Sure the parking-lot in front of the "courthouse" is now a pond, the building itself now a mall (presumably with underground parking or a nearby parking lot connected to the building via underground tunnels or something.) In 1985 we see that the town-square is a cesspool full of crime, Pay-Day Loan businesses, porn shops and theaters and pawn shops. In 2015 the town square now has a mall and thriving businesses, it's much cleaner and has a welcoming look.
We can infer the "politics" that happened between 1955 and 2015 on what happened, when the Twin (Lone) Pines Mall was built it took business out of the center of town and spread it out to the suburbs causing the town center to deteriorate as businesses moved to the mall. Likely this all stemmed from Mayor "Red" Thomas' tenure as mayor. Goldie Wilson's tenure as mayor must have reinvigorated the downtown area by making the old courthouse (or community center/half-way house as it was in 1985) into a mall which attracted businesses back to the center of town as well as clientèle and shoppers.
So the economic conditions of downtown Hill Valley improved over the intervening 30 years (possibly at the cost of the decline of the Hilldale suburb) but we can see that for the most part the area looks the same. Sure design styles and color have changed but, mostly, the place is the same.

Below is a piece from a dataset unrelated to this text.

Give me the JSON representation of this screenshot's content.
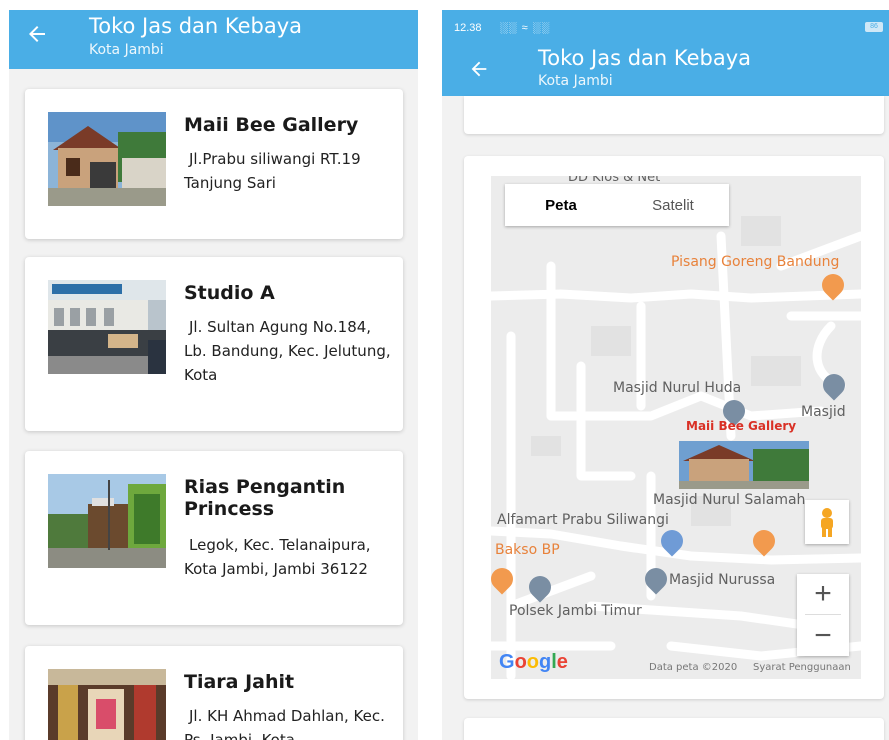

Which is most realistic. Right now as I think about areas around me and how much they've changed since I left high school 15 years ago other than some expansion into undeveloped areas, the tearing down of a building or two and the erection of another the area is pretty much the same. Dowtown? Other than the development of an entertainment district and a new arena it's largely the same as it has been my entire life.
The most realistic look for the future is pretty much for it to look the same. Different colors, cleaner or dirtier depending on which way you think the local crime-rate/economy went but mostly, the same.
Hell, out there there's a series of pictures of an area and how it looked over the course of decades and other than some architectural changes improvements to buildings, the expansion of roads to allow for more cars and parking, it looks the same.
The future is boring and it's always going to be boring.